‘Birdman’ is best picture, big night for Redmayne
THE dark comedy “Birdman” held up a mirror to Hollywood and its struggling actors and in return received the industry’s highest recognition, the Academy Award for best picture.
Director Alejandro G. Inarritu’s story of a washed-up, former superhero actor attempting an improbable comeback on Broadway won four Oscars in its nine nominations, including best director, the second consecutive win in that category for a Mexican filmmaker.
Acclaimed for looking like one continuous shot through a Broadway theater and mixing reality with fantasy, the movie, Inarritu said, came from learning to be fearless in filmmaking.
“Fear is the condom of life. It doesn’t allow you to enjoy things,” Inarritu said.
The reward for the Fox Searchlight satire hews to an Academy tradition of awarding films that honor the entertainment industry, such as “Argo” and “The Artist” in recent years.
Britain’s Eddie Redmayne won best actor with his painstaking portrayal of physicist Stephen Hawking in “The Theory of Everything,” robbing “Birdman” lead and former superhero actor Michael Keaton of a big comeback moment.
“I am fully aware that I am a lucky, lucky man,” Redmayne said. “This Oscar belongs to all of those people around the world battling ALS.”
Each of the eight best picture nominees went home with at least one award, but it was a disappointing night for “Boyhood,” Richard Linklater’s unprecedented 12-year endeavor to depict the simple story of a boy growing up, using the same actors. It won one Oscar out of its six nods.
Wes Anderson’s colorful caper, “The Grand Budapest Hotel” proved popular among the 6,100 members of the Academy of Motion Picture Arts and Sciences who vote for the Oscars, winning four awards on its nine nominations.
“Whiplash,” the independent film about an aspiring jazz drummer and his tough mentor from young director Damien Chazelle, won three Oscars.
The only box office blockbuster among the eight, the Iraq war drama “American Sniper” from director Clint Eastwood, also fell short with one win.
First-time host Neil Patrick Harris opened the telecast with a quip: “Tonight we honor Hollywood’s best and whitest, sorry brightest.”

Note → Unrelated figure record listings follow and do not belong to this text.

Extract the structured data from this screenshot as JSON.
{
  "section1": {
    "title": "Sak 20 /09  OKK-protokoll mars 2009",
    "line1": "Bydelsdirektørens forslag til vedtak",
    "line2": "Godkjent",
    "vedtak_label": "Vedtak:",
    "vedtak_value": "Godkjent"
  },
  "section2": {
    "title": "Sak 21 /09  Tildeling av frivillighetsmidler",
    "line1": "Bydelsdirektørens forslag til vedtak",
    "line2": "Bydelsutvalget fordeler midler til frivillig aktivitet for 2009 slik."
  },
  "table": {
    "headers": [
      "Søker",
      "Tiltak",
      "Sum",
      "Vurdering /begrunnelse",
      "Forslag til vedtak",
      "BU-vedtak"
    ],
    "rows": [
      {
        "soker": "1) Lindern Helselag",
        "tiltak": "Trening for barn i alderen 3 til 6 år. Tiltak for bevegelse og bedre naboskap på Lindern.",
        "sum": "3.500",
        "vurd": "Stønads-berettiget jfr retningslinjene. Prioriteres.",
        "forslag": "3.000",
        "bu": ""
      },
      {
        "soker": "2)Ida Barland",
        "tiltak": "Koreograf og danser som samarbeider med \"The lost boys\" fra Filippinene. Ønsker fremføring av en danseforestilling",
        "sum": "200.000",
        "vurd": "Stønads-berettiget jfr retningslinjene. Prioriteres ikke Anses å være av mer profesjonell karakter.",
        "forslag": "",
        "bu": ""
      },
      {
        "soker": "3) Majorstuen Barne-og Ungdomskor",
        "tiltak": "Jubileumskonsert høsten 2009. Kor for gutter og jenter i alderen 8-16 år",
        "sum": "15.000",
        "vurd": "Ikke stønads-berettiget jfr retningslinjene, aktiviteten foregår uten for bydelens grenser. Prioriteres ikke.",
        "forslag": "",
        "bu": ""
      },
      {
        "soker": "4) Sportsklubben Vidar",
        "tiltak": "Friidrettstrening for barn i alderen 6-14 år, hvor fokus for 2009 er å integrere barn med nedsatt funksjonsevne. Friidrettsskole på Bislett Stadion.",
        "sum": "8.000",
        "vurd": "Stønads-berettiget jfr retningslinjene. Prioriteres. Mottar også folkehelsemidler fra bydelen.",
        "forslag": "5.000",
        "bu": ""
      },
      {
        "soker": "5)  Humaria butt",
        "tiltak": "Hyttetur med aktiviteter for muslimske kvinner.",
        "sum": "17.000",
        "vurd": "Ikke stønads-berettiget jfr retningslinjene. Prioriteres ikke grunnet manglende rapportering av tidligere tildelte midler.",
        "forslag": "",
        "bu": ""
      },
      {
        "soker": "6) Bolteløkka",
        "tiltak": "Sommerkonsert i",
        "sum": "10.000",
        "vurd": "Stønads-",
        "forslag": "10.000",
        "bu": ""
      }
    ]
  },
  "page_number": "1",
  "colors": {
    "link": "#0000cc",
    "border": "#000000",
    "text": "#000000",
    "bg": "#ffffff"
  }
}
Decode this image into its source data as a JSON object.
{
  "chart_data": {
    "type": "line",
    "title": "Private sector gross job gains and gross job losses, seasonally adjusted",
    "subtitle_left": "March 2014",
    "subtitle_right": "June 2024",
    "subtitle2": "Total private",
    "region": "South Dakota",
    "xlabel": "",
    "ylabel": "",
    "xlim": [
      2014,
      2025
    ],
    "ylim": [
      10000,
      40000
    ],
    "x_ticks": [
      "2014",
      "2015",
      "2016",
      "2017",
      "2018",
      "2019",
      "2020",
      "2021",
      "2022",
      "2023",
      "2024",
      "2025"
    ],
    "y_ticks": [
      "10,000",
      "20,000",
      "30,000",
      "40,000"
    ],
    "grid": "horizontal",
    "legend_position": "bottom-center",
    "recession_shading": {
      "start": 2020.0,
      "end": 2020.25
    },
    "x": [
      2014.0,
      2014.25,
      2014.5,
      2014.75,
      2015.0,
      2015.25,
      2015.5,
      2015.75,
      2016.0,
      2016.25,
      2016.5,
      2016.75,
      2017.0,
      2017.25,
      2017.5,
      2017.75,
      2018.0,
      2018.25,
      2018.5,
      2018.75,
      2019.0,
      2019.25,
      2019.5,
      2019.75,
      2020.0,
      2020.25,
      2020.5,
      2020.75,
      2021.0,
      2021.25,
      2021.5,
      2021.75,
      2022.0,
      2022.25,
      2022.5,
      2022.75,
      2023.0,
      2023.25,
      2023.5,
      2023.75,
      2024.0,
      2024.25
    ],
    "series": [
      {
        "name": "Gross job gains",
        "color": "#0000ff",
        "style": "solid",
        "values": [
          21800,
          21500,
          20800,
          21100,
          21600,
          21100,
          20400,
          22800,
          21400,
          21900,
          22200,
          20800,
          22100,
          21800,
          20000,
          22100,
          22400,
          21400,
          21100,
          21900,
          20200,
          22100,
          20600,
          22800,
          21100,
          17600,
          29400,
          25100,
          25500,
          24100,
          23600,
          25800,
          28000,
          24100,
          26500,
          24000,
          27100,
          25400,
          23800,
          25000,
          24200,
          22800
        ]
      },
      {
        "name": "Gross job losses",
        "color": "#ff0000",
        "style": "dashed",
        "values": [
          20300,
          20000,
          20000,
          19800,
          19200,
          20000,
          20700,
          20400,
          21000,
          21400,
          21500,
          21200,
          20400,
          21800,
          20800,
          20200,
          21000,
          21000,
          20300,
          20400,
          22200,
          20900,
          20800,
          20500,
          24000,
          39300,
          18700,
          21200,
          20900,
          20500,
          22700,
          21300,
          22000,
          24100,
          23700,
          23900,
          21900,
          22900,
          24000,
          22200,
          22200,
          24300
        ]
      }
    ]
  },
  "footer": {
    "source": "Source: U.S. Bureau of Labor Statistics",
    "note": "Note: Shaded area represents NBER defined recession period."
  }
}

But the race theme resonated in a more serious way too, when Common and John Legend got a standing ovation and made many in the audience cry with their performance of “Glory” from the 1960s civil rights drama “Selma.”
It won best song, delivering the sole victory to “Selma,” the film at the center of the diversity debate sparked by the exclusion of actors of color from the four acting categories.
The nominations prompted a backlash on Twitter with the hashtag #OscarsSoWhite.
Five-time nominee Julianne Moore won best actress, also for her portrayal of an illness, as a middle-aged woman suffering Alzheimer’s in “Still Alice.”
“I read an article that said that winning an Oscar could lead to living five years longer,” said the 54-year-old Moore. “If that’s true, I’d really like to thank the Academy because my husband is younger than me.”
Patricia Arquette won best supporting actress for her role as a struggling single mother in “Boyhood” and made an appeal for equal pay and rights for women in America in her acceptance speech.
J.K. Simmons, after decades as a character actor, won the best supporting actor as a monstrous music teacher in “Whiplash.”
Poland’s “Ida” clinched best foreign-language film.